For an electrician, switching equipment is one of the main devices that you have to work with. Circuit breakers carry both switching and protective roles. Not a single modern electrical panel is complete without automatic machines. In this article, we will look at how the circuit breaker is designed and works.
Definition
A circuit breaker is a switching device designed to protect cables from critical currents. This is necessary in order to avoid damage to the conductive cores of wires and cables in the event of phase-to-phase faults and ground faults.
Important: The main task of the circuit breaker is to protect the cable line from the consequences of the flow of short circuit currents.
The main characteristics of circuit breakers are:
Rated current (1, 2, 3, 4, 5, 6, 8, 10, 13, 16, 20, 25, 32, 35, 40, 50, 63, 80, 100, 125, 160, 250, 400, 630 , 1000, 1600, 2500, 4000, 6300);
Switching voltage;
Time current characteristic.
The machines are most widely used in household and industrial power networks with a voltage of 220/380 volts. Voltages are given for domestic electrical networks. Abroad, they may differ. Relay circuits and current transformers are used in high voltage lines. reflects after what period of time and at what value of current relative to the nominal value the opening of its contacts will occur. An example of it is shown in the figure below:
Principle of operation
The circuit breaker (AB) is a switching device that contains two types of protection:
Electromagnetic release.
Thermal release.
Each of them performs the same work - opening power contacts, but under different conditions. Let's consider them in more detail.
When currents flow through the machine below the nominal value, its contacts will be closed indefinitely. But with a slight excess of current, the thermal release, represented by a bimetallic plate, will open them.
The greater the current flowing through the contacts of the circuit breaker, the faster the heating of the bimetallic plate will occur - this is described during the current characteristic and is indicated by the speed of the machine (a letter near the rated current in the marking). Depending on how overloaded the machine is with current, the time of its shutdown depends, it can be tens of minutes, or it can be units of seconds.
The electromagnetic release trips with a rapid increase in current. The magnitude of the current of its operation is orders of magnitude higher than the rated current.
Hence the question arises: "So why does the machine need two protections, if you can simply design it so that it turns off immediately when the rated current is exceeded?"
There are two answers to this question:
1. The presence of two protections increases the reliability of the system as a whole.

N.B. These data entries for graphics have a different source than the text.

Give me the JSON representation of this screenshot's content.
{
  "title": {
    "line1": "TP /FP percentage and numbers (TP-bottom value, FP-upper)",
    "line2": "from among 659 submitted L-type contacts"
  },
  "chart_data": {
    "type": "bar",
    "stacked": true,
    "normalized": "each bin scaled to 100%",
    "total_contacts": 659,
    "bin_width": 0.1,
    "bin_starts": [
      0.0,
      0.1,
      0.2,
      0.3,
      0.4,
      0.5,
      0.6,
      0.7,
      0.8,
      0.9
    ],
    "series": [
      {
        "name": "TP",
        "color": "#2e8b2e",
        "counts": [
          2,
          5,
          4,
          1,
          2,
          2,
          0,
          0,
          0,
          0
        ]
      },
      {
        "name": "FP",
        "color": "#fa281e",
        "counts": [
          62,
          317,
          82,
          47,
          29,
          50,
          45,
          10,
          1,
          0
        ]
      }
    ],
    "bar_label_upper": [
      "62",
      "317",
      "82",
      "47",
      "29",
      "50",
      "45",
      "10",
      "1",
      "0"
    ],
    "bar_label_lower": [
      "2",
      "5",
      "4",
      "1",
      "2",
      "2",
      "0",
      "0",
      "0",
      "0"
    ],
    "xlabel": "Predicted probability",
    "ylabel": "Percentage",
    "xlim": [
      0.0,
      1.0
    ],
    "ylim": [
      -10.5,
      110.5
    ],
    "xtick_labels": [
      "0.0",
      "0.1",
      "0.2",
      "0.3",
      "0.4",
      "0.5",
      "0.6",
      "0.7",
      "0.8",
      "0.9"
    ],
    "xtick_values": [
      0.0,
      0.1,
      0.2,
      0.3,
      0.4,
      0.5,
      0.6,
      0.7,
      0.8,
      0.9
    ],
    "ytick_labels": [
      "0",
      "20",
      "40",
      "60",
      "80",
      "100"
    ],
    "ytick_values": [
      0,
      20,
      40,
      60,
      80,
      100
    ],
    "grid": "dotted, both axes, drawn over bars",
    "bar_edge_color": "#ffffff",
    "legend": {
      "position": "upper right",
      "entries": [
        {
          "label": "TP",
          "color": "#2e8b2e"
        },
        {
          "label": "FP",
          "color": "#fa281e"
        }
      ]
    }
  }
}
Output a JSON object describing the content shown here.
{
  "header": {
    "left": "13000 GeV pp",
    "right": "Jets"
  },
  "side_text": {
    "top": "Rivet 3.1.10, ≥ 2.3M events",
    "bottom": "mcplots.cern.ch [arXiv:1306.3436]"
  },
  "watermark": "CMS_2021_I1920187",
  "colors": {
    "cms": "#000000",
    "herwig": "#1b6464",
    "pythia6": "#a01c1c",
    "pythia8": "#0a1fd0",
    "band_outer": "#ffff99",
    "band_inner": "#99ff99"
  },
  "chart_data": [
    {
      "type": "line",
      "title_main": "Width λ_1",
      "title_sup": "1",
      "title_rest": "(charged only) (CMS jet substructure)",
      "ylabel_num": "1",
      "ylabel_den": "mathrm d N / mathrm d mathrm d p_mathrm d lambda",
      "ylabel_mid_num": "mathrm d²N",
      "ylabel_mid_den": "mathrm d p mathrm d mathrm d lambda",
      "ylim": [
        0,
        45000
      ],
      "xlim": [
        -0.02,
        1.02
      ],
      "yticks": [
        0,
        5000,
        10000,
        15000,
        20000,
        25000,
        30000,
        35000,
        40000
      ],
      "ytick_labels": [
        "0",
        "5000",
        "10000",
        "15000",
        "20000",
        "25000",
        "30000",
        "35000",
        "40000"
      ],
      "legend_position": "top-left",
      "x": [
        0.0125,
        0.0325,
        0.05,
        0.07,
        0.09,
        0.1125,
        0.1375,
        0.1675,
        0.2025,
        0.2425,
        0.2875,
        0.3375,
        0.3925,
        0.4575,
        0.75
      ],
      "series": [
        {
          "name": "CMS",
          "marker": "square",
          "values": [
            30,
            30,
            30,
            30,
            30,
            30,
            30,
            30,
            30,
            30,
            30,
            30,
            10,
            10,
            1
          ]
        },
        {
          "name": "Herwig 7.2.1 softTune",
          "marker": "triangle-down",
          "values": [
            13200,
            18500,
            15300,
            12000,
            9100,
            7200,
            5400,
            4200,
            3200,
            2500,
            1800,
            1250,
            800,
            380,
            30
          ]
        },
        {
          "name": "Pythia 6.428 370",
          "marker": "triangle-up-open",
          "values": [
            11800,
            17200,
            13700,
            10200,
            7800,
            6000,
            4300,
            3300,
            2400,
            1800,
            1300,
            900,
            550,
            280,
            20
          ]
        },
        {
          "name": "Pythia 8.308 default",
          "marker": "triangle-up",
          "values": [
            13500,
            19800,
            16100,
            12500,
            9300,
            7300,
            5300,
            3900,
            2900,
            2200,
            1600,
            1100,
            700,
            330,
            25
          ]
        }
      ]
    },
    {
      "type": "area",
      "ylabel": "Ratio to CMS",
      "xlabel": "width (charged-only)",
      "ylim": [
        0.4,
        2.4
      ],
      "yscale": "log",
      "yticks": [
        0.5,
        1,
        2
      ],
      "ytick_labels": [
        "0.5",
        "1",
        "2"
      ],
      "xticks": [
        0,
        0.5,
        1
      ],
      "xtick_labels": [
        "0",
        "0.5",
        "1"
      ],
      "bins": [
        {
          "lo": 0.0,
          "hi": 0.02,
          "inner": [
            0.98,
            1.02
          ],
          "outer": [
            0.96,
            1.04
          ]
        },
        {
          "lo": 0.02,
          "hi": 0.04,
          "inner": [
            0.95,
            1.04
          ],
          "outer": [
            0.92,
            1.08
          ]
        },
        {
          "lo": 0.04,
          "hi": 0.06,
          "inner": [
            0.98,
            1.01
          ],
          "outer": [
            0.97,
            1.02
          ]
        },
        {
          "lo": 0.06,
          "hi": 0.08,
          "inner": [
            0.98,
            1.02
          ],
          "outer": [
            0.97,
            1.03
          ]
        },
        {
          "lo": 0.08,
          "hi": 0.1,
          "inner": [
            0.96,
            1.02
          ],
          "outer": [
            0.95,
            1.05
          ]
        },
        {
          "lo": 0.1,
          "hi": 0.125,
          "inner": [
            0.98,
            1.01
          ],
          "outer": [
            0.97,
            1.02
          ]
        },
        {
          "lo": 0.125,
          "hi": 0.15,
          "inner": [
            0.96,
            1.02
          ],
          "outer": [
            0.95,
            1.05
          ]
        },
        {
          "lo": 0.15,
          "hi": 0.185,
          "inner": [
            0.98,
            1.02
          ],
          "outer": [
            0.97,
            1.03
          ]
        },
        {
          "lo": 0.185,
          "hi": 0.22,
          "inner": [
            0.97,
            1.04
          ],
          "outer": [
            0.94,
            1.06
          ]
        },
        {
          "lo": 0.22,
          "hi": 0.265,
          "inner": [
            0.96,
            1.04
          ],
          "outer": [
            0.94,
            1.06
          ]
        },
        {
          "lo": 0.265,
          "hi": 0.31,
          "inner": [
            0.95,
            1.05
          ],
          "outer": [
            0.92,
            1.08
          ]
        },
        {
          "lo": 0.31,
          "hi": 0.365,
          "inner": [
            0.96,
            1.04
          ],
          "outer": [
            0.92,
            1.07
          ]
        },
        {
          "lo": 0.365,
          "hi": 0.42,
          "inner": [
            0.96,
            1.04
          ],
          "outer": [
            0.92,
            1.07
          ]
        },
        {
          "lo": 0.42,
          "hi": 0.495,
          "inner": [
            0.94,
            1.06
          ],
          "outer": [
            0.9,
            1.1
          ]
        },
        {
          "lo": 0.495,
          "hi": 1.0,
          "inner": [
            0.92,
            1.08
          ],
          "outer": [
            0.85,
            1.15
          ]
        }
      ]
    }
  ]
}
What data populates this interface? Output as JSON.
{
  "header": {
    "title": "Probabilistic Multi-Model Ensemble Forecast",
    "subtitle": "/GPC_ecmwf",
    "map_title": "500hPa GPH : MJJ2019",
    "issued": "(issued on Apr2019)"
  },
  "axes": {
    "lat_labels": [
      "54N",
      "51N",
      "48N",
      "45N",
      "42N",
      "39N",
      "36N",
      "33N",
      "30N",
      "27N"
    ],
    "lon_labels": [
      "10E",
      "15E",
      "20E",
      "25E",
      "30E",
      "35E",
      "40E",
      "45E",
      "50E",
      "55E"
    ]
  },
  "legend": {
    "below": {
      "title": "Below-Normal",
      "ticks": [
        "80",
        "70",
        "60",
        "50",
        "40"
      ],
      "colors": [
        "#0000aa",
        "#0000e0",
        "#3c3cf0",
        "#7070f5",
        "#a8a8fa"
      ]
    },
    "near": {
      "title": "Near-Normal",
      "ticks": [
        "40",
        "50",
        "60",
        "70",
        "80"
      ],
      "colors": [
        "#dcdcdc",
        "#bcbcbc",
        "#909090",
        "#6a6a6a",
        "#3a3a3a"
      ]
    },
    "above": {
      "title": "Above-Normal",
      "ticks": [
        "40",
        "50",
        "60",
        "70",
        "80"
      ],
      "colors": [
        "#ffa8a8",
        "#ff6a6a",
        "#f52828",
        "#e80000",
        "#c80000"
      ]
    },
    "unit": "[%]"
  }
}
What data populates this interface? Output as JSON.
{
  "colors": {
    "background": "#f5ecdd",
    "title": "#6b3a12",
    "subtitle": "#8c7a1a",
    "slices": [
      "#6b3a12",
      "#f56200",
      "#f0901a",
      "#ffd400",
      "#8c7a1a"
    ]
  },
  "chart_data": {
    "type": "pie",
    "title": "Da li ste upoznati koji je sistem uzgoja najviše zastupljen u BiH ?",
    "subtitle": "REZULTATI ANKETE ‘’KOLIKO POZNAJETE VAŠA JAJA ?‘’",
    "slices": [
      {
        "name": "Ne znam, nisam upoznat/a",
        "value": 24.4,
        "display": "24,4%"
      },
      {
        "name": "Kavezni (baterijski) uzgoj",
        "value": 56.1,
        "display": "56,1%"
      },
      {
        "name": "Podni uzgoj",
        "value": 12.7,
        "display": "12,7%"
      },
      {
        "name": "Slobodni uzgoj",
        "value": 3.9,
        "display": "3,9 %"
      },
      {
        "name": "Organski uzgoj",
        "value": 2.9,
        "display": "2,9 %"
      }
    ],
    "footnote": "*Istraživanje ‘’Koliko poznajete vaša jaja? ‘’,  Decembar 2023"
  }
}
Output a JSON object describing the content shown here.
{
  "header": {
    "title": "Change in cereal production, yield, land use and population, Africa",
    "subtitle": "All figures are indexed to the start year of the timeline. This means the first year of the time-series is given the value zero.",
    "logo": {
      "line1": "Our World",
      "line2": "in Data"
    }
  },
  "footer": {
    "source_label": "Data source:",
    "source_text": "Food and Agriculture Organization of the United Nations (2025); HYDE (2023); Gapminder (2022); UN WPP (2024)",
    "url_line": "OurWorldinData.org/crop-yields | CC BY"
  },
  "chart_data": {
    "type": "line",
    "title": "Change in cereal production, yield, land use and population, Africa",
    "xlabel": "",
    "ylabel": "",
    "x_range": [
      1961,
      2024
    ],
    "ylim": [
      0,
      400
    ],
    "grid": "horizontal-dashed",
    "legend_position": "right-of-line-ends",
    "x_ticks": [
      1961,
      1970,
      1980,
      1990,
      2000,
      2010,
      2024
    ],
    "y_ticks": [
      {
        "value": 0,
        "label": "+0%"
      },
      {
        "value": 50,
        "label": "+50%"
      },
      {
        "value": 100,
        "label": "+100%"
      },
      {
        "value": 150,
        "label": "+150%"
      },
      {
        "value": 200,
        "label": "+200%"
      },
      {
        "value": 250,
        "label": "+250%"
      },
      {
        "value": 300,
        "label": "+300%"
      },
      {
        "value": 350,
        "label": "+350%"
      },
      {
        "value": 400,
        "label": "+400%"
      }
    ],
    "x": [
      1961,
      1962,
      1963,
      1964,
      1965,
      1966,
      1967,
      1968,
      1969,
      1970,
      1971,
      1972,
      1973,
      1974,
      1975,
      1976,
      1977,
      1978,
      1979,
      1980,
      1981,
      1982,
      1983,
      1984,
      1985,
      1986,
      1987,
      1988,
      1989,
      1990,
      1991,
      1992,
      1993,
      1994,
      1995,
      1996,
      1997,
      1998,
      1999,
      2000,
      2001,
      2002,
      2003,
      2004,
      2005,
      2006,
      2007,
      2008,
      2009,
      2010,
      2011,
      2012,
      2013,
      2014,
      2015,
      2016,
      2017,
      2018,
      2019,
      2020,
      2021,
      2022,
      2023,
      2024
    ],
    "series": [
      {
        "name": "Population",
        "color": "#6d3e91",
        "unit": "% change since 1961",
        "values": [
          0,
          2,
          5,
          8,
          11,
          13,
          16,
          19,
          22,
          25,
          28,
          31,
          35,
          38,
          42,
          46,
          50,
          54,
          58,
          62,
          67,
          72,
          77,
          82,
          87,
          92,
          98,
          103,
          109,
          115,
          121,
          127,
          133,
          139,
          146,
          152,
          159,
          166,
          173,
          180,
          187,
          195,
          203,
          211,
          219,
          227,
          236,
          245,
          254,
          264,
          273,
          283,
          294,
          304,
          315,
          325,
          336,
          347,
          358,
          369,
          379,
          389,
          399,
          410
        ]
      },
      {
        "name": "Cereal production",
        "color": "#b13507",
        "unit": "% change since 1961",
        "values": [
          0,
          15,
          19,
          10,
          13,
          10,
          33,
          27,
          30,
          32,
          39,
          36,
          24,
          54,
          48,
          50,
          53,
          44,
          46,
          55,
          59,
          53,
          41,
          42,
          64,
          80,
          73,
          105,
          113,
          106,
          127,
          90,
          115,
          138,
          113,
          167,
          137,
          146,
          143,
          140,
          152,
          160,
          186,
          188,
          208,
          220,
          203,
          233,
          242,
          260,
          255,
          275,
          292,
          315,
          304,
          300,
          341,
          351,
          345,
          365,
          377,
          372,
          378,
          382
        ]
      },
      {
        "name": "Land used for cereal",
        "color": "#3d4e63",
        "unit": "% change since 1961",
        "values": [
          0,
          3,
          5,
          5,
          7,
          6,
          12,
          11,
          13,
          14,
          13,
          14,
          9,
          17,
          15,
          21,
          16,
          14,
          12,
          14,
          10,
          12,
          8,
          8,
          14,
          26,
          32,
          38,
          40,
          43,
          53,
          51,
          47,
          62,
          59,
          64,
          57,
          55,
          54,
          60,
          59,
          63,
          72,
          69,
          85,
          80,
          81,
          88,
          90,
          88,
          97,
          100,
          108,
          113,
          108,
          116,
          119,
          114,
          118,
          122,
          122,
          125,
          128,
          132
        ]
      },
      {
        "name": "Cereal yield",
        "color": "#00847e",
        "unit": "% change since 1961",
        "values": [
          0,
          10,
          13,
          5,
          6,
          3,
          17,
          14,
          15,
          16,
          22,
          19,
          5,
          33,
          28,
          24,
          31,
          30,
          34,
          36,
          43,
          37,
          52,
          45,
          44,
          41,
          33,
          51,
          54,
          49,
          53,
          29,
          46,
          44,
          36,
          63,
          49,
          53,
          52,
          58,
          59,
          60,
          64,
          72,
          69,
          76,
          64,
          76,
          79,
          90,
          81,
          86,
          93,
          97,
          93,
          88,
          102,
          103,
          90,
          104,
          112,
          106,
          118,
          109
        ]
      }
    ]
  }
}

2. When connecting devices to the circuit breaker, the current of which changes during start-up and operation so that false positives do not occur. For example, for electric motors, the starting current can be ten times higher than the rated current, and also during their operation short-term overloads on the shaft can occur (for example, a lathe). Then, during a protracted start, the machine will also knock out.
Device
The circuit breaker consists of:
Cases (in the figure - 6).
Terminals for connecting conductive wires (in the figure - 2).
Power contacts (in the figure - 3, 4).
Arc chute (in the figure - 8).
Levers connected to buttons or checkboxes to turn it on and off (closing and opening contacts) (in the figure - 1 and what it is connected to).
Thermal disconnector (in the figure - 5).
Electromagnetic disconnector (in the figure - 7).
The number 9 indicates the latch for mounting on a DIN rail.
Power is connected to the terminals (usually the top, in practice it does not really matter), and the load is connected to the terminals on the opposite side. The current passes through the power contacts, the coil of the electromagnetic disconnector, the thermal disconnector.
Electromagnetic protection is made in the form of a coil of copper wire, it is wound on a frame, inside of which there is a movable core. The coil contains from several units to a couple of tens of turns, depending on its rated current. In this case, the lower the rated current, the more turns and the smaller the cross section of the coil wire.
When current flows through the coil, a magnetic field is formed around it, which affects the movable core inside. As a result, he extends and pushes the lever, as a result of which the power contacts open. If you look at the figure, then the lever is below the coil, and when its core is lowered, the mechanism is activated.
Thermal protection is needed for prolonged overcurrent. It is a bimetallic plate that bends to one side when heated. When a critical state is reached, she pushes the lever, and the contacts are disconnected. The arc chute is needed to extinguish the arc that occurs due to the opening of the circuit under load.
The process of arc formation depends on the nature of the load and its magnitude. In this case, when switching off an inductive load (electric motor), stronger arcs occur than when switching a resistive load. The gases formed as a result of its combustion are discharged through a special channel. This significantly increases the service life of power contacts.
The arc chute consists of a set of metal plates and dielectric covers. Conclusion Previously, circuit breakers were repaired, and it was possible to assemble one normally functioning one from several. It was possible to adjust and replace the power contacts and its other components.
Currently, the machines are enclosed in a non-separable cast or assembled with rivets case. Their repair is impractical, complicated and will take a lot of time. Therefore, the machines are simply replaced with new ones.